The following example uses a combinable object to improve the performance of the previous example. This example eliminates the need for synchronization objects; it scales because the combinable object enables each thread to perform its task independently.

A combinable object is typically used in two steps. First, produce a series of fine-grained computations by performing work in parallel. Next, combine (or reduce) the computations into a final result. This example uses the concurrency::combinable::local method to obtain a reference to the local sum. It then uses the concurrency::combinable::combine method and a std::plus object to combine the local computations into the final result.

combinable<int> sum;
parallel_for_each(begin(a), end(a), [&](int i) {
   sum.local() += (is_prime(i) ? i : 0);
});
prime_sum = sum.combine(plus<int>());

Example - serial and parallel

The following complete example computes the sum of prime numbers both serially and in parallel. The example prints to the console the time that is required to perform both computations.

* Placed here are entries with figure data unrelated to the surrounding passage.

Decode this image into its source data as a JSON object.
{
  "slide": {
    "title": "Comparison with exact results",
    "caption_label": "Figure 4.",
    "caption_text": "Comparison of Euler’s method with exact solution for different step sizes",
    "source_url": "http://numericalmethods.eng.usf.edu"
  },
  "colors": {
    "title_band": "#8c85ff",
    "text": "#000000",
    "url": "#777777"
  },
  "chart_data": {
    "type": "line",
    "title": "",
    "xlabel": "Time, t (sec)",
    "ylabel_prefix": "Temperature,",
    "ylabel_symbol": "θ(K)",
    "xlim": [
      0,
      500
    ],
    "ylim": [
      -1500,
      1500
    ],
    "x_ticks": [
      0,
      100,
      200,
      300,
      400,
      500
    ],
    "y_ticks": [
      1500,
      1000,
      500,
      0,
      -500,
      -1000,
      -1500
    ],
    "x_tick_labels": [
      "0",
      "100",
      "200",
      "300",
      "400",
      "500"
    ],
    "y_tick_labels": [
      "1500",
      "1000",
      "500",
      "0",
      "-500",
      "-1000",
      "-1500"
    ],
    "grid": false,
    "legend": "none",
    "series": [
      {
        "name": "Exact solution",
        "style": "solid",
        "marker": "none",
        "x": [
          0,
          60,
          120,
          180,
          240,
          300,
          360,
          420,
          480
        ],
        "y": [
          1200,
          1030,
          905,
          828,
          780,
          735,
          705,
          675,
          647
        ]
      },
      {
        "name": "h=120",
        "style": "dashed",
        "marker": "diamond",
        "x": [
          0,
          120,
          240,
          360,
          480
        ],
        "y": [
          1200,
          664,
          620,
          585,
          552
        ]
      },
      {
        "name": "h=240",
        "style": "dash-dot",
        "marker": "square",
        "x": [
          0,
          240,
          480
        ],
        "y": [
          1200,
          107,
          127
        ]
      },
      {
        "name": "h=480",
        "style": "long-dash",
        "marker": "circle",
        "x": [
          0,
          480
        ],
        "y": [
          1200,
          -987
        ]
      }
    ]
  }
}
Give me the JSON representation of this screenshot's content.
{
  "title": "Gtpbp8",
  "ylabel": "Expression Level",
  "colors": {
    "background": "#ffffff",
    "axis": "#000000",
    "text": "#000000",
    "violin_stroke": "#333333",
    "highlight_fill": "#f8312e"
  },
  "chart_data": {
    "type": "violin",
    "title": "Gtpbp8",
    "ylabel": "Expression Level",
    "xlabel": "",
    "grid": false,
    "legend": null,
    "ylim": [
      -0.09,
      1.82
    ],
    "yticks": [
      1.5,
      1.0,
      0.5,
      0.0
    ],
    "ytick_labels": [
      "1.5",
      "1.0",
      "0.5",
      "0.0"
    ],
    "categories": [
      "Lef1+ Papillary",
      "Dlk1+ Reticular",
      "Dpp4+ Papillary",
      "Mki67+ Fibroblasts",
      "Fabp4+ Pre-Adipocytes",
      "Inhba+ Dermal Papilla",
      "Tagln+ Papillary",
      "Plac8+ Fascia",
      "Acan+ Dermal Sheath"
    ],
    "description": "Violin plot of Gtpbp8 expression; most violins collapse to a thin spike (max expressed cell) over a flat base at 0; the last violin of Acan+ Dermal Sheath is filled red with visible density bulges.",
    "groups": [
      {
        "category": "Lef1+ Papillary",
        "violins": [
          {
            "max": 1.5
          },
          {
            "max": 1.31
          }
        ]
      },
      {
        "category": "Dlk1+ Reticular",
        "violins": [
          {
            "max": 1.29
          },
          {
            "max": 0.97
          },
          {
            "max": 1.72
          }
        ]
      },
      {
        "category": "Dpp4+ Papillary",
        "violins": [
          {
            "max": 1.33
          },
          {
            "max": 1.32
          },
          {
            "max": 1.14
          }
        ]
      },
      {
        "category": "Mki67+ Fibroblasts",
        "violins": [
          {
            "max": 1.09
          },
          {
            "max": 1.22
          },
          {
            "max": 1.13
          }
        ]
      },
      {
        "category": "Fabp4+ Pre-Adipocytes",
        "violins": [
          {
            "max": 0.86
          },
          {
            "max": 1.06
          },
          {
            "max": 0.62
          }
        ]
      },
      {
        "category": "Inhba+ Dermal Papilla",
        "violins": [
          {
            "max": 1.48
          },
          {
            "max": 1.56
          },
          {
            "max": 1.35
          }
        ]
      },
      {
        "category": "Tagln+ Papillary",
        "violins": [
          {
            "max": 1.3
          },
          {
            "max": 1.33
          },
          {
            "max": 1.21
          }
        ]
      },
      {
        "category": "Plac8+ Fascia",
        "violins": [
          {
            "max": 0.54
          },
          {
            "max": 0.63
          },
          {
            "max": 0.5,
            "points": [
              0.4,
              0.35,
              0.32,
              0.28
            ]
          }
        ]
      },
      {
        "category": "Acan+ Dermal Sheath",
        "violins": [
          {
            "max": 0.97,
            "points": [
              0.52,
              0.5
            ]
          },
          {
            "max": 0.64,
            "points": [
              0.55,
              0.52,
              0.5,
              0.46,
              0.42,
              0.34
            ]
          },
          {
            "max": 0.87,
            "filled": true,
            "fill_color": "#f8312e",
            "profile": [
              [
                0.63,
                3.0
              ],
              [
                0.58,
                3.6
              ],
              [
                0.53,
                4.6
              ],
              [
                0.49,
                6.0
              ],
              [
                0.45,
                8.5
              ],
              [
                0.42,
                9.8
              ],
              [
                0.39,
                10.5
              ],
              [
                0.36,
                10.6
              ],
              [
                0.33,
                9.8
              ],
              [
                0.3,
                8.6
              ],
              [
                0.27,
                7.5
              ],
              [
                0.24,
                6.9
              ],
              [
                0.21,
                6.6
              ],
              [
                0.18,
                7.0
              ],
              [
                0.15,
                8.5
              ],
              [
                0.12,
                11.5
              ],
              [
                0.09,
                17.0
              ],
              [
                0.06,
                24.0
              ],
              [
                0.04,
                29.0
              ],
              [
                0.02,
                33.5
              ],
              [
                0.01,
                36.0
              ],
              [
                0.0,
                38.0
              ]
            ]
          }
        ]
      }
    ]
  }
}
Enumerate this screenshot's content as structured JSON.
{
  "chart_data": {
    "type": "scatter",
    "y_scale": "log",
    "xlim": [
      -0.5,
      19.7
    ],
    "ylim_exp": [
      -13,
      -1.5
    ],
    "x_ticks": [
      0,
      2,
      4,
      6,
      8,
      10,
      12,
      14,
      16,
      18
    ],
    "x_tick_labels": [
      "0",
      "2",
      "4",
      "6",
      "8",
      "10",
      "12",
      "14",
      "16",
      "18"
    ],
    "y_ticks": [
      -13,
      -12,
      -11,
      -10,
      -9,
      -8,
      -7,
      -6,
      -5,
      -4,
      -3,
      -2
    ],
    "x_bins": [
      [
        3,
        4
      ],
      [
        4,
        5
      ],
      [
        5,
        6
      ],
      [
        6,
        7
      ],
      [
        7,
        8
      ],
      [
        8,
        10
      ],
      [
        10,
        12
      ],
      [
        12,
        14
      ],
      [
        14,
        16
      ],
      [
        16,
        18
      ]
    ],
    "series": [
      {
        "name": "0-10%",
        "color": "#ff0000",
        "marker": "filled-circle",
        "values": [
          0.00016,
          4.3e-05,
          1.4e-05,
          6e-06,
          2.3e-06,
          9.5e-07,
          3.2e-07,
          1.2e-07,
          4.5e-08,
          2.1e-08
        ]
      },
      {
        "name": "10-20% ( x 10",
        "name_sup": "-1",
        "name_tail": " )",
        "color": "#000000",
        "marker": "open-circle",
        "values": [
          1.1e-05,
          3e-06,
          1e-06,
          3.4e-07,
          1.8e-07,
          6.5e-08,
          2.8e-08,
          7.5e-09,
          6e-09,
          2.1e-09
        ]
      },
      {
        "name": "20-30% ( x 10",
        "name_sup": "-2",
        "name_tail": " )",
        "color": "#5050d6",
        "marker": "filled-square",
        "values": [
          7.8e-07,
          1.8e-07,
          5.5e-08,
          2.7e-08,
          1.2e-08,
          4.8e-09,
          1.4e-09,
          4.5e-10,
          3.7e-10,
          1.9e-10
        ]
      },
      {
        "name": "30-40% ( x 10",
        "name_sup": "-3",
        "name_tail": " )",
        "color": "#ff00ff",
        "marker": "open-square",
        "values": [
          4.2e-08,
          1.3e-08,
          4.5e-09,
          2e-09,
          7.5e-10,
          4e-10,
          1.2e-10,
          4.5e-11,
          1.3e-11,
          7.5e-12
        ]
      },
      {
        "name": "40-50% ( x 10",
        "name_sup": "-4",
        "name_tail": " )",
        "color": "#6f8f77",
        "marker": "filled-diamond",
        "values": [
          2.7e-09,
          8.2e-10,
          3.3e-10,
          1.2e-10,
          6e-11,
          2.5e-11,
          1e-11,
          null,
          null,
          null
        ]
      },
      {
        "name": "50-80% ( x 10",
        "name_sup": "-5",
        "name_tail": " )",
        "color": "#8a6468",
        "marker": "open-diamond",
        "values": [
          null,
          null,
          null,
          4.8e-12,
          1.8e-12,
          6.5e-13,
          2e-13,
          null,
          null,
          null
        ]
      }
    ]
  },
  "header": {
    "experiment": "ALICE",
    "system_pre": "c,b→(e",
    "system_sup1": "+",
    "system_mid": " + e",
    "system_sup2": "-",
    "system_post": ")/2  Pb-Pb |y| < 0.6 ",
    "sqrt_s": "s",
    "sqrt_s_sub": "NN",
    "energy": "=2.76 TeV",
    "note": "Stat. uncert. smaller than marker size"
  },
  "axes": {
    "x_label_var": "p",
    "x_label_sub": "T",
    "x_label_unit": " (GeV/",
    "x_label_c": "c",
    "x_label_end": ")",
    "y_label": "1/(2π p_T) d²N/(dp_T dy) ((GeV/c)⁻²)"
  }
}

// parallel-sum-of-primes.cpp
// compile with: /EHsc
#include <windows.h>
#include <ppl.h>
#include <array>
#include <numeric>
#include <iostream>

using namespace concurrency;
using namespace std;

// Calls the provided work function and returns the number of milliseconds 
// that it takes to call that function.
template <class Function>
__int64 time_call(Function&& f)
{
   __int64 begin = GetTickCount();
   f();
   return GetTickCount() - begin;
}

// Determines whether the input value is prime.
bool is_prime(int n)
{
   if (n < 2)
      return false;
   for (int i = 2; i < n; ++i)
   {
      if ((n % i) == 0)
         return false;
   }
   return true;
}

int wmain()
{   
   // Create an array object that contains 200000 integers.
   array<int, 200000> a;

   // Initialize the array such that a[i] == i.
   iota(begin(a), end(a), 0);

   int prime_sum;
   __int64 elapsed;

   // Compute the sum of the numbers in the array that are prime.
   elapsed = time_call([&] {
      prime_sum = accumulate(begin(a), end(a), 0, [&](int acc, int i) {
         return acc + (is_prime(i) ? i : 0);
      });
   });   
   wcout << prime_sum << endl;   
   wcout << L"serial time: " << elapsed << L" ms" << endl << endl;

   // Now perform the same task in parallel.
   elapsed = time_call([&] {
      combinable<int> sum;
      parallel_for_each(begin(a), end(a), [&](int i) {
         sum.local() += (is_prime(i) ? i : 0);
      });
      prime_sum = sum.combine(plus<int>());
   });
   wcout << prime_sum << endl;
   wcout << L"parallel time: " << elapsed << L" ms" << endl << endl;
}

The following sample output is for a computer that has four processors.

1709600813
serial time: 6178 ms

1709600813
parallel time: 1638 ms

Compiling the Code

To compile the code, copy it and then paste it in a Visual Studio project, or paste it in a file that is named parallel-sum-of-primes.cpp and then run the following command in a Visual Studio Command Prompt window.

cl.exe /EHsc parallel-sum-of-primes.cpp

Robust Programming

For an example that uses map and reduce operations to produce the same results, see Parallel Algorithms.